Johann Wolfgang von Goethe
Die Sonne des Pazifiks war gnadenlos wie immer. Tai wischte sich den Schweiß von der Stirn und sah dann hinunter auf den Eimer, den Nyasi ihm gebracht hatte. Er war randvoll gefüllt mit vertrockneten und abgestorbenen Blättern, die seine Schwester zuvor von den Maispflanzen auf dem Feld abgeschnitten hatte. Es sah überhaupt nicht gut aus. Sie war noch nicht mal durch die ersten drei Reihen und brachte ihm schon den fünften Eimer.
»Warum muss es die letzten Tage nur so heiß sein?«, beschwerte Nyasi sich mit einem Schmollmund. »Ich werde noch nach Sonnenuntergang nicht fertig sein. Ich sehe es schon kommen.«
»Das wird schon«, munterte Tai sie auf und unterdrückte ein Seufzen. Er hievte den großen Eimer hoch und schüttete den Inhalt in den Trog. Später, wenn Damu fertig mit seiner Arbeit war, würde er Kahawia, die Arbeitsstute ihres kleinen Hofes, mitbringen. Sie würde dann diese vertrockneten Blätter essen und damit hoffentlich auch so viel Flüssigkeit aufnehmen, dass sie nicht zu viel Wasser für sie verschwenden mussten. Wasser war viel zu kostbar.
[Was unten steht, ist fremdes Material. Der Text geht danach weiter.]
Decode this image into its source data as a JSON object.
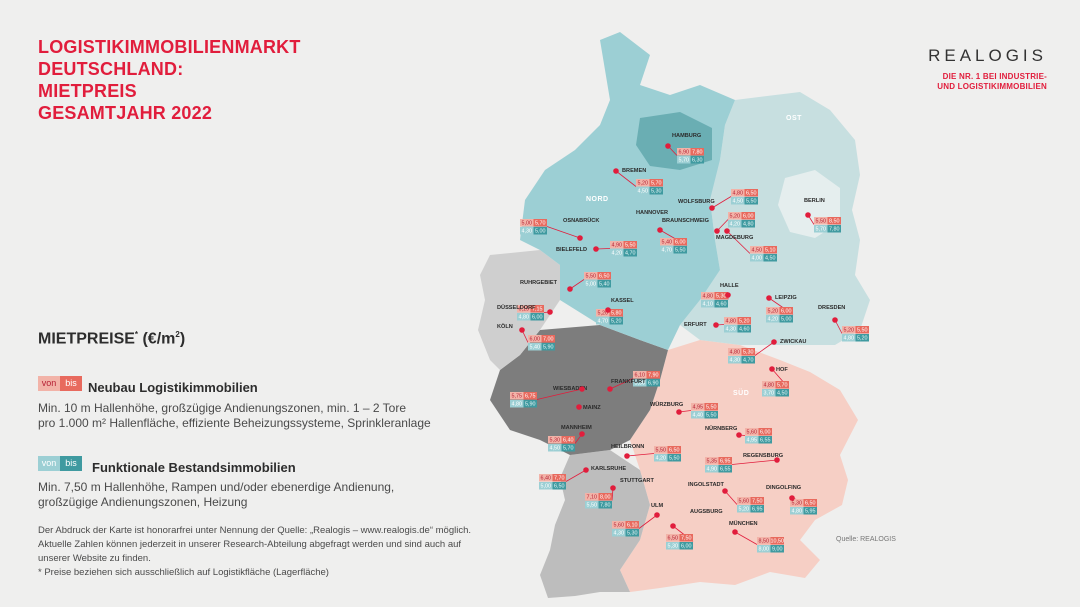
{
  "title": [
    "LOGISTIKIMMOBILIENMARKT",
    "DEUTSCHLAND:",
    "MIETPREIS",
    "GESAMTJAHR 2022"
  ],
  "logo": {
    "word": "REALOGIS",
    "tagline": [
      "DIE NR. 1 BEI INDUSTRIE-",
      "UND LOGISTIKIMMOBILIEN"
    ]
  },
  "legend": {
    "heading": "MIETPREISE",
    "heading_mark": "*",
    "heading_unit": " (€/m",
    "heading_sup": "2",
    "heading_close": ")",
    "chip_from": "von",
    "chip_to": "bis",
    "neubau": {
      "title": "Neubau Logistikimmobilien",
      "desc": [
        "Min. 10 m Hallenhöhe, großzügige Andienungszonen, min. 1 – 2 Tore",
        "pro 1.000 m² Hallenfläche, effiziente Beheizungssysteme, Sprinkleranlage"
      ]
    },
    "bestand": {
      "title": "Funktionale Bestandsimmobilien",
      "desc": [
        "Min. 7,50 m Hallenhöhe, Rampen und/oder ebenerdige Andienung,",
        "großzügige Andienungszonen, Heizung"
      ]
    }
  },
  "footer": [
    "Der Abdruck der Karte ist honorarfrei unter Nennung der Quelle: „Realogis – www.realogis.de“ möglich.",
    "Aktuelle Zahlen können jederzeit in unserer Research-Abteilung abgefragt werden und sind auch auf",
    "unserer Website zu finden.",
    "* Preise beziehen sich ausschließlich auf Logistikfläche (Lagerfläche)"
  ],
  "source": "Quelle: REALOGIS",
  "regions": [
    "NORD",
    "OST",
    "SÜD"
  ],
  "colors": {
    "red": "#e11d3c",
    "nord": "#9ccfd4",
    "nord_dark": "#6aaeb3",
    "ost": "#c7dfe0",
    "west": "#cfcfcf",
    "mitte": "#7d7d7d",
    "sued": "#f6cfc5",
    "suedwest": "#bdbdbd",
    "new_from": "#f2b3a8",
    "new_to": "#e86a5e",
    "old_from": "#9ccfd4",
    "old_to": "#3f9aa0"
  },
  "cities": [
    {
      "name": "HAMBURG",
      "new": [
        "6,90",
        "7,80"
      ],
      "old": [
        "5,70",
        "6,30"
      ]
    },
    {
      "name": "BREMEN",
      "new": [
        "5,20",
        "5,70"
      ],
      "old": [
        "4,50",
        "5,30"
      ]
    },
    {
      "name": "WOLFSBURG",
      "new": [
        "4,80",
        "6,50"
      ],
      "old": [
        "4,50",
        "5,50"
      ]
    },
    {
      "name": "BERLIN",
      "new": [
        "5,50",
        "8,50"
      ],
      "old": [
        "5,70",
        "7,80"
      ]
    },
    {
      "name": "OSNABRÜCK",
      "new": [
        "5,00",
        "5,70"
      ],
      "old": [
        "4,30",
        "5,00"
      ]
    },
    {
      "name": "HANNOVER",
      "new": [
        "5,40",
        "6,00"
      ],
      "old": [
        "4,70",
        "5,50"
      ]
    },
    {
      "name": "BRAUNSCHWEIG",
      "new": [
        "5,20",
        "6,00"
      ],
      "old": [
        "4,20",
        "4,80"
      ]
    },
    {
      "name": "MAGDEBURG",
      "new": [
        "4,50",
        "5,10"
      ],
      "old": [
        "4,00",
        "4,50"
      ]
    },
    {
      "name": "BIELEFELD",
      "new": [
        "4,90",
        "5,50"
      ],
      "old": [
        "4,20",
        "4,70"
      ]
    },
    {
      "name": "RUHRGEBIET",
      "new": [
        "5,50",
        "6,50"
      ],
      "old": [
        "5,00",
        "5,40"
      ]
    },
    {
      "name": "HALLE",
      "new": [
        "4,80",
        "5,30"
      ],
      "old": [
        "4,10",
        "4,60"
      ]
    },
    {
      "name": "LEIPZIG",
      "new": [
        "5,20",
        "6,00"
      ],
      "old": [
        "4,20",
        "5,00"
      ]
    },
    {
      "name": "DRESDEN",
      "new": [
        "5,20",
        "5,50"
      ],
      "old": [
        "4,80",
        "5,20"
      ]
    },
    {
      "name": "KASSEL",
      "new": [
        "5,20",
        "5,80"
      ],
      "old": [
        "4,70",
        "5,20"
      ]
    },
    {
      "name": "DÜSSELDORF",
      "new": [
        "6,15",
        "7,15"
      ],
      "old": [
        "4,80",
        "6,00"
      ]
    },
    {
      "name": "KÖLN",
      "new": [
        "6,00",
        "7,00"
      ],
      "old": [
        "5,40",
        "5,90"
      ]
    },
    {
      "name": "ERFURT",
      "new": [
        "4,80",
        "5,20"
      ],
      "old": [
        "4,30",
        "4,60"
      ]
    },
    {
      "name": "ZWICKAU",
      "new": [
        "4,80",
        "5,30"
      ],
      "old": [
        "4,30",
        "4,70"
      ]
    },
    {
      "name": "HOF",
      "new": [
        "4,80",
        "5,70"
      ],
      "old": [
        "3,70",
        "4,50"
      ]
    },
    {
      "name": "FRANKFURT",
      "new": [
        "6,10",
        "7,90"
      ],
      "old": [
        "5,30",
        "6,90"
      ]
    },
    {
      "name": "WIESBADEN",
      "new": [
        "5,75",
        "6,75"
      ],
      "old": [
        "4,80",
        "5,90"
      ]
    },
    {
      "name": "MAINZ",
      "new": [],
      "old": []
    },
    {
      "name": "WÜRZBURG",
      "new": [
        "4,95",
        "5,50"
      ],
      "old": [
        "4,40",
        "5,50"
      ]
    },
    {
      "name": "MANNHEIM",
      "new": [
        "5,30",
        "6,40"
      ],
      "old": [
        "4,50",
        "5,70"
      ]
    },
    {
      "name": "NÜRNBERG",
      "new": [
        "5,60",
        "6,00"
      ],
      "old": [
        "4,95",
        "6,55"
      ]
    },
    {
      "name": "HEILBRONN",
      "new": [
        "5,50",
        "6,50"
      ],
      "old": [
        "4,20",
        "5,50"
      ]
    },
    {
      "name": "REGENSBURG",
      "new": [
        "5,35",
        "6,95"
      ],
      "old": [
        "4,90",
        "6,55"
      ]
    },
    {
      "name": "KARLSRUHE",
      "new": [
        "6,40",
        "7,70"
      ],
      "old": [
        "5,00",
        "6,50"
      ]
    },
    {
      "name": "STUTTGART",
      "new": [
        "7,10",
        "8,00"
      ],
      "old": [
        "5,50",
        "7,80"
      ]
    },
    {
      "name": "INGOLSTADT",
      "new": [
        "5,60",
        "7,50"
      ],
      "old": [
        "5,20",
        "6,95"
      ]
    },
    {
      "name": "DINGOLFING",
      "new": [
        "5,30",
        "6,50"
      ],
      "old": [
        "4,80",
        "5,95"
      ]
    },
    {
      "name": "ULM",
      "new": [
        "5,60",
        "6,10"
      ],
      "old": [
        "4,30",
        "5,30"
      ]
    },
    {
      "name": "AUGSBURG",
      "new": [
        "6,50",
        "7,50"
      ],
      "old": [
        "5,30",
        "6,00"
      ]
    },
    {
      "name": "MÜNCHEN",
      "new": [
        "8,50",
        "10,50"
      ],
      "old": [
        "8,00",
        "9,00"
      ]
    }
  ]
}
Tai reichte Nyasi den Eimer zurück, woraufhin seine Schwester wieder zurück aufs Feld rannte. Er selbst wandte sich dem Zaun zu, den er reparieren sollte. Normalerweise wäre er mit den anderen aufs Feld gegangen, um sich um den Mais zu kümmern, doch heute hatte dieser verfluchte Zaun anscheinend Vorrang. Es war eine Qual, die verbogenen Metallstäbe mit dem Hammer oder mit der Zange so zurecht zu biegen, dass sie wieder halbwegs gerade waren. Er wusste, dass er nochmal von vorne anfangen könnte, wenn auch nur eine dieser Stangen schief war.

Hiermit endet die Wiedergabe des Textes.